From: | Ashutosh Bapat <ashutosh(dot)bapat(dot)oss(at)gmail(dot)com> |
---|---|
To: | Thomas Munro <thomas(dot)munro(at)gmail(dot)com>, Dmitry Dolgov <9erthalion6(at)gmail(dot)com> |
Cc: | pgsql-hackers(at)postgresql(dot)org, Robert Haas <robertmhaas(at)gmail(dot)com> |
Subject: | Re: Changing shared_buffers without restart |
Date: | 2025-09-18 04:55:29 |
Message-ID: | CAExHW5vB8sAmDtkEN5dcYYeBok3D8eAzMFCOH1k+krxht1yFjA@mail.gmail.com |
Views: | Whole Thread | Raw Message | Download mbox | Resend email |
Thread: | |
Lists: | pgsql-hackers |
On Mon, Jun 16, 2025 at 6:09 PM Ashutosh Bapat
<ashutosh(dot)bapat(dot)oss(at)gmail(dot)com> wrote:
>
> >
> > Buffer lookup table resizing
> > ------------------------------------
I looked at the interaction of shared buffer lookup table with buffer
resizing as per the patches in [0]. Here's list of my findings, issues
and fixes.
1. The basic structure of buffer lookup table (directory and control
area etc.) is allocated in a shared memory segment dedicated to the
buffer lookup table. However, the entries are allocated in the shared
memory using ShmemAllocNoError() which allocates the entries in the
main memory segment. In order for ShmemAllocNoError() to allocate
entries in the dedicated shared memory segment, it should know the
shared memory segment. We could do that by setting the segment number
in element_alloc() before calling hashp->alloc(). This is similar to
how ShmemAllocNoError() knows the memory context in which to allocate
the entries on heap. But read on ...
2. When the buffer pool is expanded, an "out of shared memory" error
is thrown when more entries are added to the buffer look up table. We
could temporarily adjust that flag and allocate more entries. But the
directory also needs to be expanded proportionately otherwise it may
lead to more contention. Expanding directory is non-trivial since it's
a contiguous chunk of memory, followed by other data structures.

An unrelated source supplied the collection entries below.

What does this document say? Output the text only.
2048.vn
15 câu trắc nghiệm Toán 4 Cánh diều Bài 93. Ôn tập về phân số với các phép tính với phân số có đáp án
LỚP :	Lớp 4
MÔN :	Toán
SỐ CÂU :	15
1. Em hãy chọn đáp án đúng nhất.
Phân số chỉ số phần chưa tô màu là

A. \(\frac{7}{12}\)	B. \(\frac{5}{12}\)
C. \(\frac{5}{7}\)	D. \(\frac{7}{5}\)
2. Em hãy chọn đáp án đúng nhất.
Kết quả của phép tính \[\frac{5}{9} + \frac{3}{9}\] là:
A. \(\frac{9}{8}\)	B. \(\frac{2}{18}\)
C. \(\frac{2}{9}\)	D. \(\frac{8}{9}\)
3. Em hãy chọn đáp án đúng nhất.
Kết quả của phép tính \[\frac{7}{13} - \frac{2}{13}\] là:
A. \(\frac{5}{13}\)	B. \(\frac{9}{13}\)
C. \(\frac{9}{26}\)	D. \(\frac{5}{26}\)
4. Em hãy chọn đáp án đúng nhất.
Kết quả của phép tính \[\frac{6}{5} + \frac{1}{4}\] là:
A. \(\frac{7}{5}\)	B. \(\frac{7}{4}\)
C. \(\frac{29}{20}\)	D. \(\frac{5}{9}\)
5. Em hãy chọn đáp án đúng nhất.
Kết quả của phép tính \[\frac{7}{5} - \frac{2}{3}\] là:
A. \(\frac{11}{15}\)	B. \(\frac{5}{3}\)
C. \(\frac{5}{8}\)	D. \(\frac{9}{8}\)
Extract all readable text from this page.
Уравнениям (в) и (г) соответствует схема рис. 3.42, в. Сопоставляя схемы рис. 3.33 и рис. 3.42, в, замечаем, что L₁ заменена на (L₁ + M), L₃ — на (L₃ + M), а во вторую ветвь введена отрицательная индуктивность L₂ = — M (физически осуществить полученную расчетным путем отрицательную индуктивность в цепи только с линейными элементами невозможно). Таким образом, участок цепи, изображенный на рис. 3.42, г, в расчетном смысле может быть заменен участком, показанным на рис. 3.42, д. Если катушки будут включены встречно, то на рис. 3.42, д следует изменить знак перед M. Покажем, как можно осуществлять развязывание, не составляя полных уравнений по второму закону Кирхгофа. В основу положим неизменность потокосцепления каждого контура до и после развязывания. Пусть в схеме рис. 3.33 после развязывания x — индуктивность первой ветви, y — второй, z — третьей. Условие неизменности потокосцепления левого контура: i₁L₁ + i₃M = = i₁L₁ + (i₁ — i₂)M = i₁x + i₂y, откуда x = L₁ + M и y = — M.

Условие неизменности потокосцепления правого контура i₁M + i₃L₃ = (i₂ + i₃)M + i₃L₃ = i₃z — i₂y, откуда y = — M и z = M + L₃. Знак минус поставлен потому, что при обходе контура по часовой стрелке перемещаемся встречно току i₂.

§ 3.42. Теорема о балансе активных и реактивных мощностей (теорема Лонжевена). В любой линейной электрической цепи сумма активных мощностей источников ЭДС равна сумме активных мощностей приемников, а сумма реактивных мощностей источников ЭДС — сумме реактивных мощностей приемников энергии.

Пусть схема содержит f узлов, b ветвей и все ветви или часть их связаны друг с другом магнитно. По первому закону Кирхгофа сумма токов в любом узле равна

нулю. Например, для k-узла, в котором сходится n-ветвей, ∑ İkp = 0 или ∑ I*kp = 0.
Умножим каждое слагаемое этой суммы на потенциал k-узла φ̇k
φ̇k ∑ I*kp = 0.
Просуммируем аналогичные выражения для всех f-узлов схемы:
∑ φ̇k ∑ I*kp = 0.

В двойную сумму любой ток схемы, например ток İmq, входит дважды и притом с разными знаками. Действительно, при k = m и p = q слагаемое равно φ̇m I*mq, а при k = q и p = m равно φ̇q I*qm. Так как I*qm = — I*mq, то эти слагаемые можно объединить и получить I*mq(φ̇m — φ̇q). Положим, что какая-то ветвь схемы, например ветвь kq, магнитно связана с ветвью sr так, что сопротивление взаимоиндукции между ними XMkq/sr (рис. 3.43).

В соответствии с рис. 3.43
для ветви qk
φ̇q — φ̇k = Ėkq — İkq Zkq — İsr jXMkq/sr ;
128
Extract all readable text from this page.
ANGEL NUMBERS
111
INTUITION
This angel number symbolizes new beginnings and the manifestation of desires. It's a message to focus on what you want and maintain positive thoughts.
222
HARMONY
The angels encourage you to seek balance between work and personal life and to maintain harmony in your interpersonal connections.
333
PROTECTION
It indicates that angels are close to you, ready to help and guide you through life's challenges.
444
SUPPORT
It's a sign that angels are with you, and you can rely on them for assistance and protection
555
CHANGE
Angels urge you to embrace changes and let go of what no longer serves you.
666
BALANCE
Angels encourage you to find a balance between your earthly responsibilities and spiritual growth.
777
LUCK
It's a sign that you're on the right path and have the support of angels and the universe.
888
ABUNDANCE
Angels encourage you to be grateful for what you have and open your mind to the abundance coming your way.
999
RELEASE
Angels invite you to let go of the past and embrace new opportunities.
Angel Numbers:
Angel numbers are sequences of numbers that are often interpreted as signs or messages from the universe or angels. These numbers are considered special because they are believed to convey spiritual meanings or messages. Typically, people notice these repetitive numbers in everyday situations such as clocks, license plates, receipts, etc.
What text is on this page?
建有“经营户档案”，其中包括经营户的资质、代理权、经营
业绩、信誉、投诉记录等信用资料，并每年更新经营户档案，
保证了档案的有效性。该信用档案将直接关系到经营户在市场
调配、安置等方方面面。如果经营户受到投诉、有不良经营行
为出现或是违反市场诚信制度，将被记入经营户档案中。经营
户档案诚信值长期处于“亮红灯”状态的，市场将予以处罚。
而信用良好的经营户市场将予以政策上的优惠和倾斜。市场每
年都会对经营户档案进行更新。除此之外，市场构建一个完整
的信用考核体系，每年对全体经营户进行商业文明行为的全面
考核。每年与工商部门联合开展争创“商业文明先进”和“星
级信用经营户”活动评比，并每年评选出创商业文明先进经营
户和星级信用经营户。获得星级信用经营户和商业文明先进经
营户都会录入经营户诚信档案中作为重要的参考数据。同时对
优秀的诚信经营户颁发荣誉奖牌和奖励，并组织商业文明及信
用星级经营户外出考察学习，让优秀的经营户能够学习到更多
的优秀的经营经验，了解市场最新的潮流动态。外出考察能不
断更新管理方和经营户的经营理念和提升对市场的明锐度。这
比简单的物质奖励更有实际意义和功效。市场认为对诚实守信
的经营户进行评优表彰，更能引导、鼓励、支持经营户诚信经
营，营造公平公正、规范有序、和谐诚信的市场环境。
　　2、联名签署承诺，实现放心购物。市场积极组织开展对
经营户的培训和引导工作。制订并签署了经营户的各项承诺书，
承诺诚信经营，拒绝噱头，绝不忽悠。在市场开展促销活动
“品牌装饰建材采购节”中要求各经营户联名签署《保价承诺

Further, expanding directory would require rehashing all the existing
entries, which may impact the time taken by the resizing operation and
how long other backends remain blocked.
3. When the buffer pool is shrunk, there is no way to free the extra
entries in such a way that a contiguous chunk of shared memory can be
given back to the OS. In case we implement it, we will need some way
to compact the shrunk entries in contiguous chunk of memory and unmap
remaining chunk. That's some significant code.
Given these things, I think we should set up the buffer lookup table
to hold maximum entries required to expand the buffer pool to its
maximum, right at the beginning. The maximum size to which buffer pool
can grow is given by GUC max_available_memory (which is a misnomer and
should be renamed to max_shared_buffers or something), introduced by
previous set of patches [0]. We don't shrink or expand the buffer
lookup table as we shrink and expand the buffer pool. With that the
buffer lookup table can be located in the main memory segment itself
and we don't have to fix ShmemAllocNoError().
This has two side effects:
1. larger hash table makes hash table operations slower [2]. Its
impact on actual queries needs to be studied.
2. There's increase in the total shared memory allocated upfront.
Currently we allocate 150MB memory with all default GUC values. With
this change we will allocate 250MB memory since max_available_memory
(or rather max_shared_buffers) defaults to allow 524288 shared
buffers. If we make max_shared_buffers to default to shared_buffers,
it won't be a problem. However, when a user sets max_shared_buffers
themselves, they have to be conscious of the fact that it will
allocate more memory than necessary with given shared_buffers value.
This fix is part of patch 0015.
The patchset contains more fixes and improvements as described below.
Per TODO in the prologue of CalculateShmemSize(), more than necessary
shared memory was mapped and allocated in the buffer manager related
memory segments because of an error in that function; the amount of
memory to be allocated in the main shared memory segment was added to
every other shared memory segment. Thus shrinking those memory
segments didn't actually affect the objects allocated in those.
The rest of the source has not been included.